E às memórias...

Aos seven years..., eu adorava varrer o chão do jardim da nossa casa.
No outono, separava as folhas secas da areia e queria poder fazer o mesmo com as nuvens no céu.
Lembro de esperar ansiosamente pela primavera, quando ao redor da casa, floresciam flores roxas, lilases e brancas.
No meio do pátio, as ervas daninhas (mato) nasciam e desorganizavam tudo. Isso me incomodava, porque eram maiores do que eu e cresciam juntas. Mas na base, eu sempre encontrava pequenas flores azuis e ninhos de cupim.
Ficava impressionada como trechos de grama nasciam e renasciam em meio às pedras do caminho.
Vez ou outra, pensava em arrumar as madeiras carcomidas da cerca na varanda, mas sabia que sozinha, não ia conseguir.
Abria ao meio lagartas verdes para ver se escorria de dentro, sangue vermelho, mas fiquei em choque quando soube que meu gatinho (vermelho) angorá, encontrado na rua, havia sido trucidado pelo nosso cão policial, enquanto eu estava de férias :(
Vestia minha irmã com uma tee listrada e com um cinto, puxava bem até virar um mini-vestido.
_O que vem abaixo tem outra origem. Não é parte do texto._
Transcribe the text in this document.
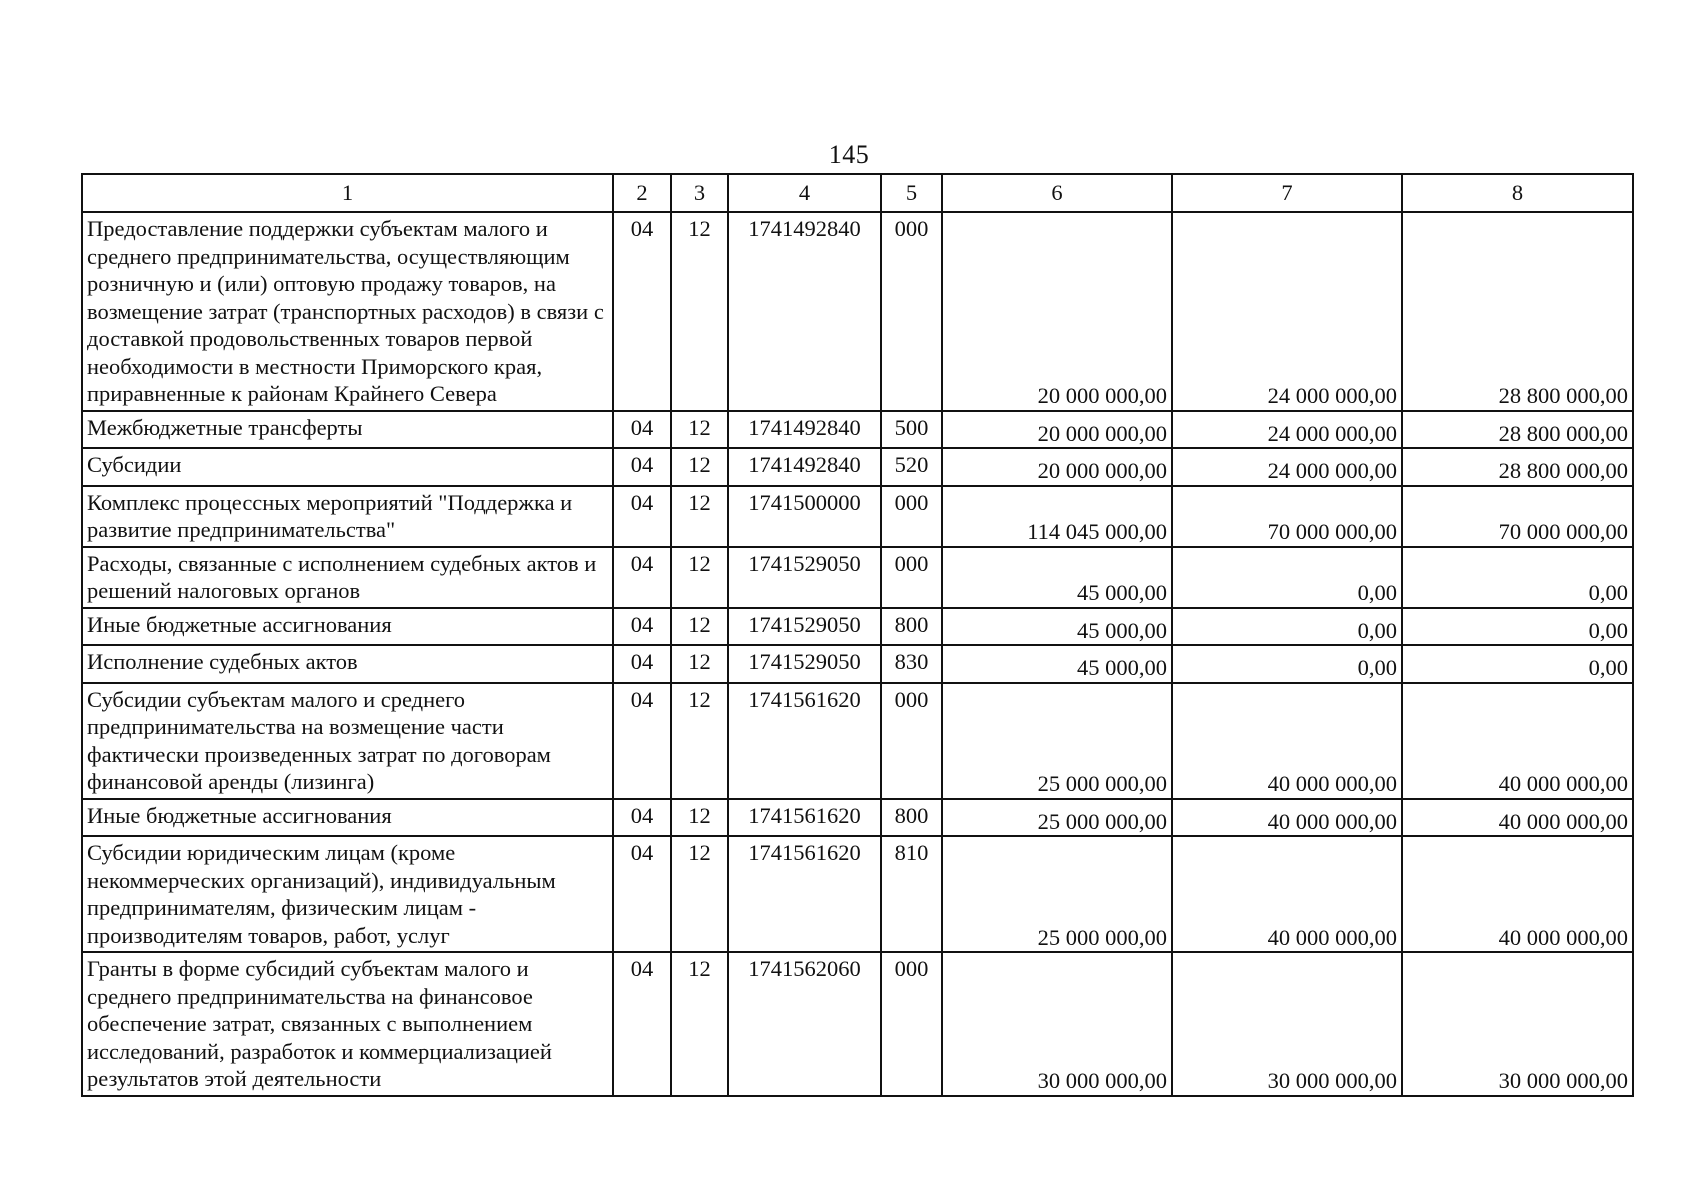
145
1	2	3	4	5	6	7	8
Предоставление поддержки субъектам малого и среднего предпринимательства, осуществляющим розничную и (или) оптовую продажу товаров, на возмещение затрат (транспортных расходов) в связи с доставкой продовольственных товаров первой необходимости в местности Приморского края, приравненные к районам Крайнего Севера	04	12	1741492840	000	20 000 000,00	24 000 000,00	28 800 000,00
Межбюджетные трансферты	04	12	1741492840	500	20 000 000,00	24 000 000,00	28 800 000,00
Субсидии	04	12	1741492840	520	20 000 000,00	24 000 000,00	28 800 000,00
Комплекс процессных мероприятий "Поддержка и развитие предпринимательства"	04	12	1741500000	000	114 045 000,00	70 000 000,00	70 000 000,00
Расходы, связанные с исполнением судебных актов и решений налоговых органов	04	12	1741529050	000	45 000,00	0,00	0,00
Иные бюджетные ассигнования	04	12	1741529050	800	45 000,00	0,00	0,00
Исполнение судебных актов	04	12	1741529050	830	45 000,00	0,00	0,00
Субсидии субъектам малого и среднего предпринимательства на возмещение части фактически произведенных затрат по договорам финансовой аренды (лизинга)	04	12	1741561620	000	25 000 000,00	40 000 000,00	40 000 000,00
Иные бюджетные ассигнования	04	12	1741561620	800	25 000 000,00	40 000 000,00	40 000 000,00
Субсидии юридическим лицам (кроме некоммерческих организаций), индивидуальным предпринимателям, физическим лицам - производителям товаров, работ, услуг	04	12	1741561620	810	25 000 000,00	40 000 000,00	40 000 000,00
Гранты в форме субсидий субъектам малого и среднего предпринимательства на финансовое обеспечение затрат, связанных с выполнением исследований, разработок и коммерциализацией результатов этой деятельности	04	12	1741562060	000	30 000 000,00	30 000 000,00	30 000 000,00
Depois, a adornada com jóias de strass, colocados em lugares não usuais, por exempo, a cabeça... A fazia subir num saltão da minha mãe e voilá, estava pronta minha primeira produção, para clic do meu pai.
No natal, lembro de me ajoelhar, juntar as mãozinhas e pedir pooor favooor, para minha mãe me comprar um violão.
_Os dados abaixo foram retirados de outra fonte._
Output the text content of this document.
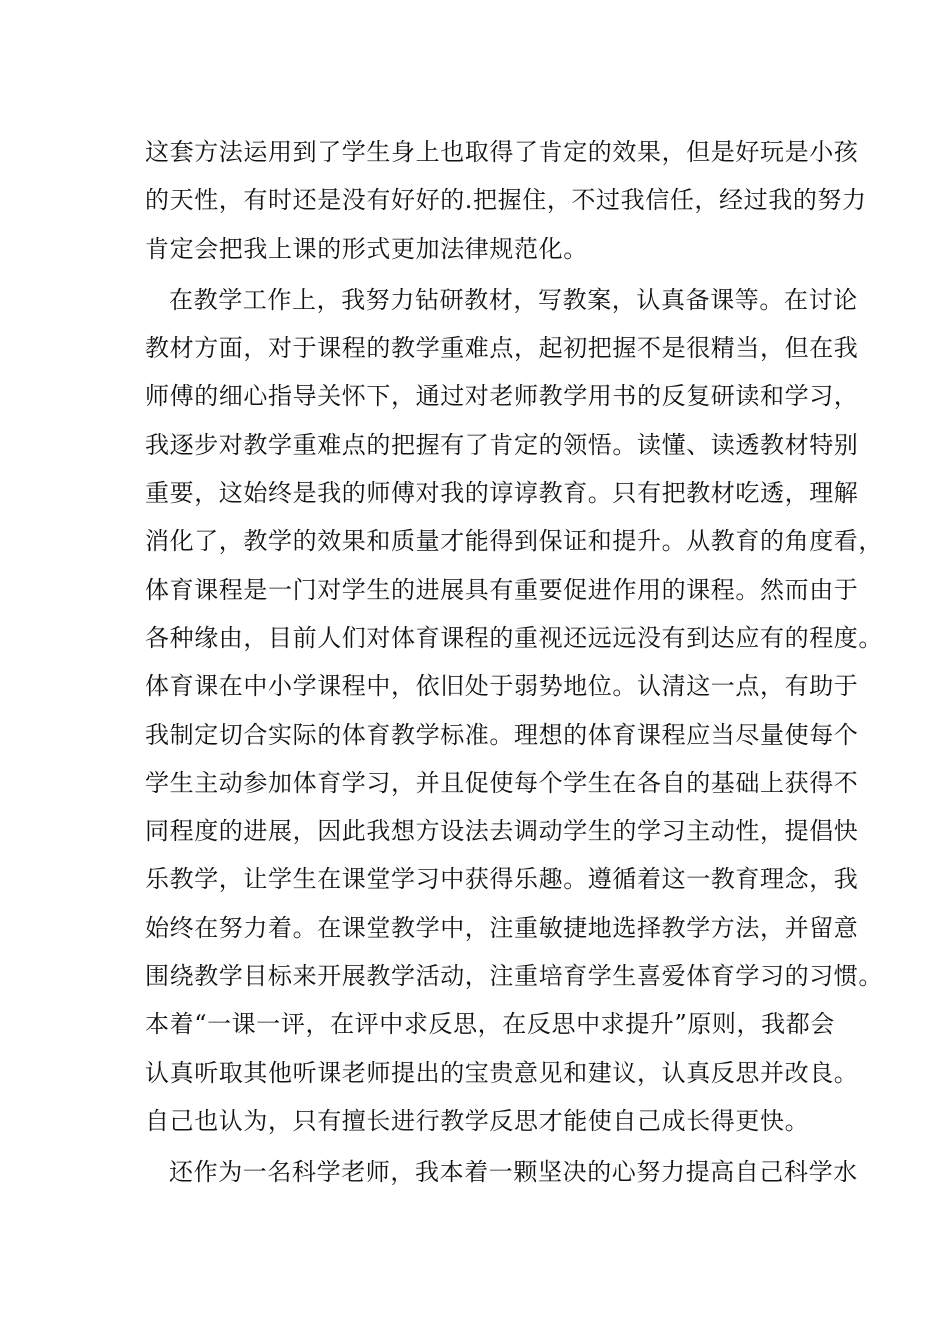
这套方法运用到了学生身上也取得了肯定的效果，但是好玩是小孩
的天性，有时还是没有好好的.把握住，不过我信任，经过我的努力
肯定会把我上课的形式更加法律规范化。
在教学工作上，我努力钻研教材，写教案，认真备课等。在讨论
教材方面，对于课程的教学重难点，起初把握不是很精当，但在我
师傅的细心指导关怀下，通过对老师教学用书的反复研读和学习，
我逐步对教学重难点的把握有了肯定的领悟。读懂、读透教材特别
重要，这始终是我的师傅对我的谆谆教育。只有把教材吃透，理解
消化了，教学的效果和质量才能得到保证和提升。从教育的角度看，
体育课程是一门对学生的进展具有重要促进作用的课程。然而由于
各种缘由，目前人们对体育课程的重视还远远没有到达应有的程度。
体育课在中小学课程中，依旧处于弱势地位。认清这一点，有助于
我制定切合实际的体育教学标准。理想的体育课程应当尽量使每个
学生主动参加体育学习，并且促使每个学生在各自的基础上获得不
同程度的进展，因此我想方设法去调动学生的学习主动性，提倡快
乐教学，让学生在课堂学习中获得乐趣。遵循着这一教育理念，我
始终在努力着。在课堂教学中，注重敏捷地选择教学方法，并留意
围绕教学目标来开展教学活动，注重培育学生喜爱体育学习的习惯。
本着“一课一评，在评中求反思，在反思中求提升”原则，我都会
认真听取其他听课老师提出的宝贵意见和建议，认真反思并改良。
自己也认为，只有擅长进行教学反思才能使自己成长得更快。
还作为一名科学老师，我本着一颗坚决的心努力提高自己科学水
Ganhei e comecei as aulas no ano seguinte.
Numa manhã de 1968, eu e minha avó sacudíamos as cobertas e arrumávamos as camas do quarto coletivo.
No ambiente havia uma cama de casal, um armário com design anos 40, um berço de pernas altas e uma cama infantil com grades laterais - um patchwork de móveis que se encaixavam com dificuldade no espaço e impediam a circulação.
Por um momento, minha avó olhou pela janela e disse para eu olhar também.
Subi no berço de pernas altas e vi um homem andando no asfalto, próximo ao meio-fio, seguindo em direção ao sul.
Minha avó enfatizou para ‘olhar bem’.
Apesar da distância e da perspectiva infantil, gravei na memória, a imagem de um homem magro, alto e com a cabeça totalmente raspada (bem diferente das cabeças naqueles anos 60).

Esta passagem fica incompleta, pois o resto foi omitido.